For discrete attributes, jittering circumvents the overlap of the points with the same value for both axes, and therefore the density of the points in the region corresponds better to the data. As an example, a scatterplot for the Titanic data set reporting on the gender of the passengers and the traveling class is shown below; without jittering, scatterplot would display only eight distinct points.
Intelligent Data Visualization
Scatterplot widget works well with other widgets for visualizing data subsets. To find the best projection rank sift the data through the ModelMap Projection Rank widget and select attribute pair with the highest P-value. To see the desired data subset in the scatterplot use Data Table widget and select a subset manually. Scatterplot widget will hollow out the unselected data and bold the selected data. In Select Rows widget you can set the criteria for your subset, which filters the input data and makes the scatterplot portray only instances that fit those criteria.
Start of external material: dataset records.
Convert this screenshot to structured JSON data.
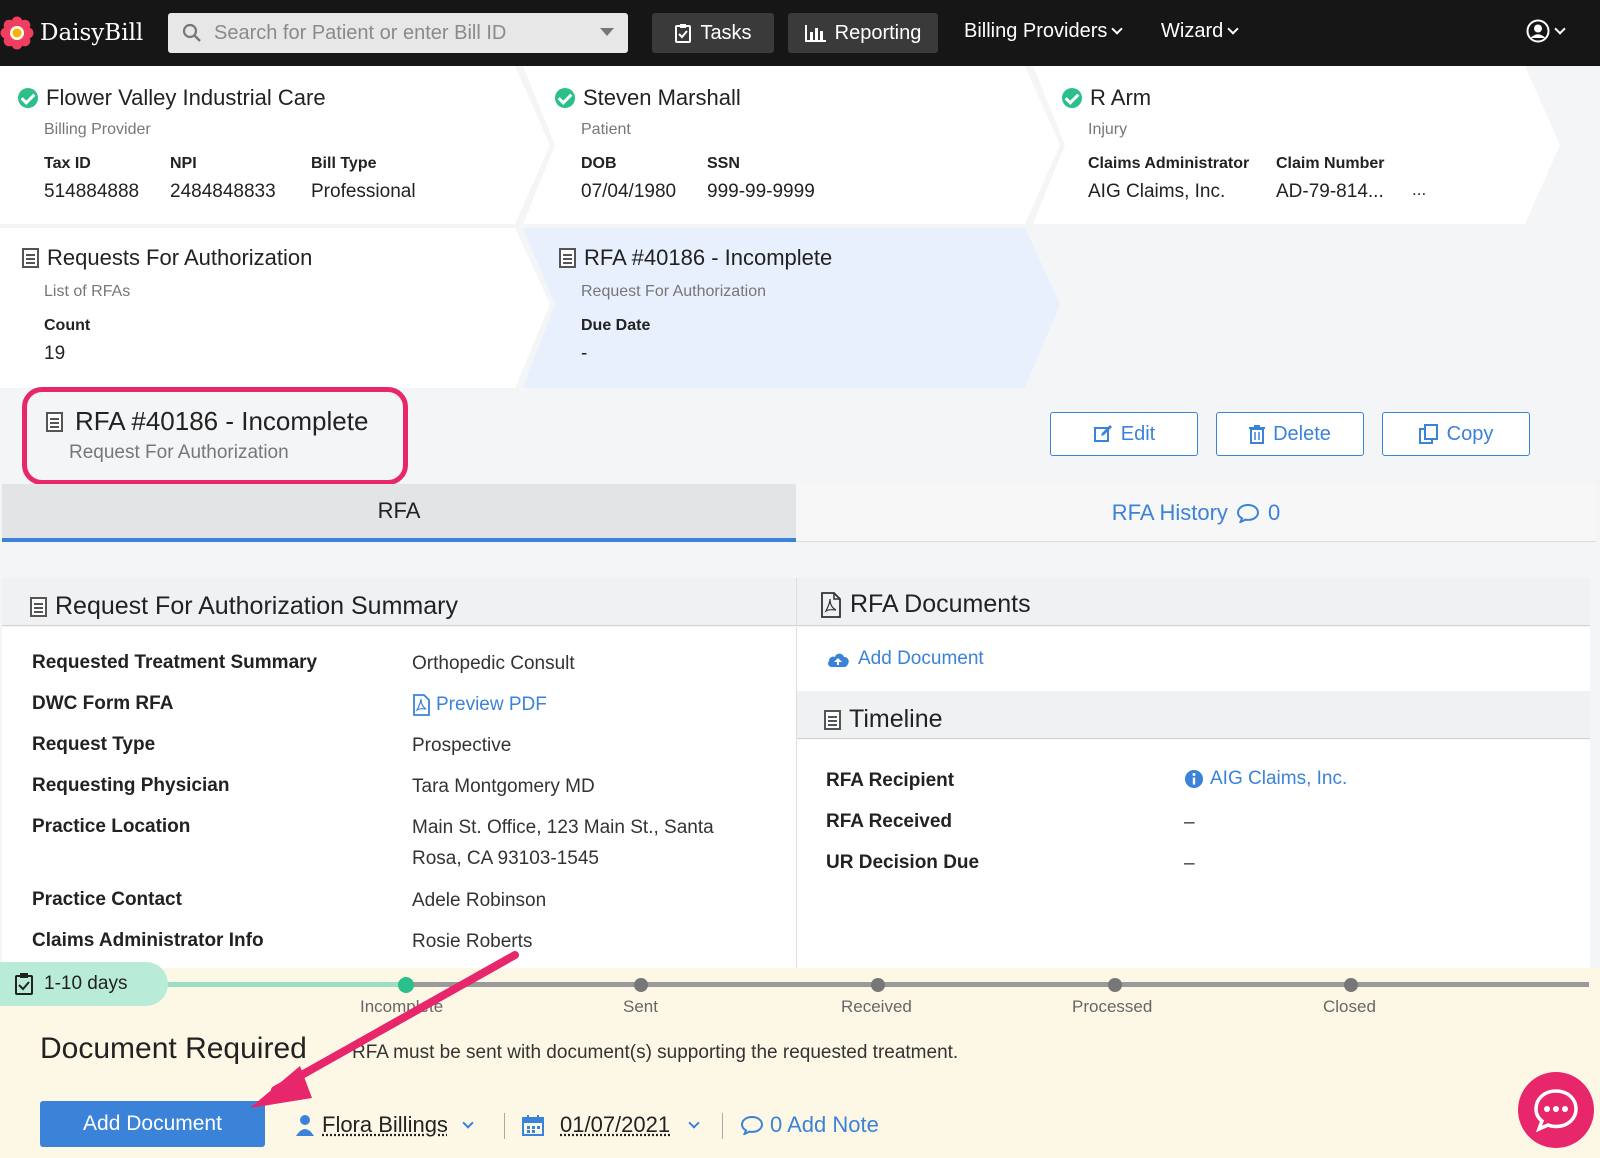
{
  "nav": {
    "logo": "DaisyBill",
    "search_placeholder": "Search for Patient or enter Bill ID",
    "tasks": "Tasks",
    "reporting": "Reporting",
    "billing_providers": "Billing Providers",
    "wizard": "Wizard"
  },
  "cards": {
    "provider": {
      "name": "Flower Valley Industrial Care",
      "type": "Billing Provider",
      "tax_id_label": "Tax ID",
      "tax_id": "514884888",
      "npi_label": "NPI",
      "npi": "2484848833",
      "bill_type_label": "Bill Type",
      "bill_type": "Professional"
    },
    "patient": {
      "name": "Steven Marshall",
      "type": "Patient",
      "dob_label": "DOB",
      "dob": "07/04/1980",
      "ssn_label": "SSN",
      "ssn": "999-99-9999"
    },
    "injury": {
      "name": "R Arm",
      "type": "Injury",
      "admin_label": "Claims Administrator",
      "admin": "AIG Claims, Inc.",
      "claim_label": "Claim Number",
      "claim": "AD-79-814...",
      "more": "..."
    },
    "rfa_list": {
      "title": "Requests For Authorization",
      "sub": "List of RFAs",
      "count_label": "Count",
      "count": "19"
    },
    "rfa_current": {
      "title": "RFA #40186 - Incomplete",
      "sub": "Request For Authorization",
      "due_label": "Due Date",
      "due": "-"
    }
  },
  "header": {
    "title": "RFA #40186 - Incomplete",
    "sub": "Request For Authorization",
    "edit": "Edit",
    "delete": "Delete",
    "copy": "Copy"
  },
  "tabs": {
    "rfa": "RFA",
    "history": "RFA History",
    "history_count": "0"
  },
  "summary": {
    "heading": "Request For Authorization Summary",
    "rows": [
      {
        "label": "Requested Treatment Summary",
        "value": "Orthopedic Consult"
      },
      {
        "label": "DWC Form RFA",
        "value": "Preview PDF"
      },
      {
        "label": "Request Type",
        "value": "Prospective"
      },
      {
        "label": "Requesting Physician",
        "value": "Tara Montgomery MD"
      },
      {
        "label": "Practice Location",
        "value": "Main St. Office, 123 Main St., Santa Rosa, CA 93103-1545"
      },
      {
        "label": "Practice Contact",
        "value": "Adele Robinson"
      },
      {
        "label": "Claims Administrator Info",
        "value": "Rosie Roberts"
      }
    ]
  },
  "documents": {
    "heading": "RFA Documents",
    "add": "Add Document"
  },
  "timeline": {
    "heading": "Timeline",
    "rows": [
      {
        "label": "RFA Recipient",
        "value": "AIG Claims, Inc."
      },
      {
        "label": "RFA Received",
        "value": "–"
      },
      {
        "label": "UR Decision Due",
        "value": "–"
      }
    ]
  },
  "status": {
    "badge": "1-10 days",
    "steps": [
      "Incomplete",
      "Sent",
      "Received",
      "Processed",
      "Closed"
    ],
    "heading": "Document Required",
    "message": "RFA must be sent with document(s) supporting the requested treatment.",
    "add_document": "Add Document",
    "assignee": "Flora Billings",
    "date": "01/07/2021",
    "note": "0 Add Note"
  },
  "colors": {
    "accent": "#3b82d9",
    "highlight": "#e8266b",
    "success": "#2bbf8a",
    "nav_bg": "#161616"
  }
}
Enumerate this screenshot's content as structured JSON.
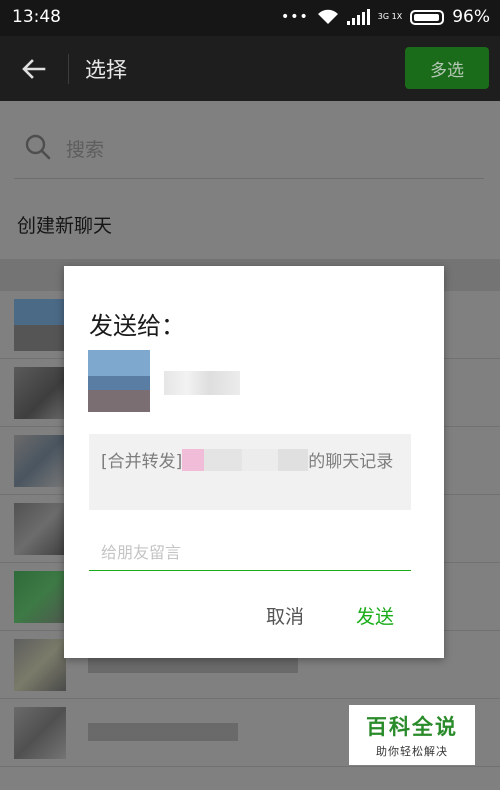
{
  "status_bar": {
    "time": "13:48",
    "dots": "•••",
    "network": "3G 1X",
    "battery": "96%"
  },
  "title_bar": {
    "back_icon": "back-arrow-icon",
    "title": "选择",
    "multi_select_label": "多选"
  },
  "list": {
    "search_placeholder": "搜索",
    "search_icon": "search-icon",
    "new_chat_label": "创建新聊天"
  },
  "dialog": {
    "title": "发送给：",
    "message_prefix": "[合并转发]",
    "message_suffix": "的聊天记录",
    "input_placeholder": "给朋友留言",
    "cancel_label": "取消",
    "send_label": "发送"
  },
  "watermark": {
    "main": "百科全说",
    "sub": "助你轻松解决"
  },
  "colors": {
    "accent_green": "#1aad19",
    "multi_button_bg": "#1a6b1a",
    "status_bar_bg": "#161616",
    "title_bar_bg": "#1e1e1e"
  }
}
You can also use Classification Tree Viewer widget for selecting the data within a certain tree node.
Explorative Data Analysis
Scatterplot, as the rest of Orange widgets, supports zooming-in and out of the part of the plot and a manual selection of data instances. These functions are available in the lower left corner of the widget. The default tool is select, which selects data instances within the chosen rectangular area. Pan enables you to move the scatterplot around the pane. With 'Zoom' you can zoom in and out of the pane with a mouse scroll, while 'Reset zoom' resets the visualization to its optimal size. An example of a simple schema where we selected data instances from a rectangular region and sent them to the Data Table widget is shown below. Notice that the scatterplot doesn't show all 49 data instances, because some data instances overlap (they have the same values for both attributes used).
Example
Scatterplot can be combined with any widget that outputs a list of selected data instances. In the example below we combine Classification Tree and Scatterplot to display instances taken from a chosen classification tree node (clicking on any node of classification tree would send a set of selected data instances to the scatterplot and mark selected instances with filled symbols).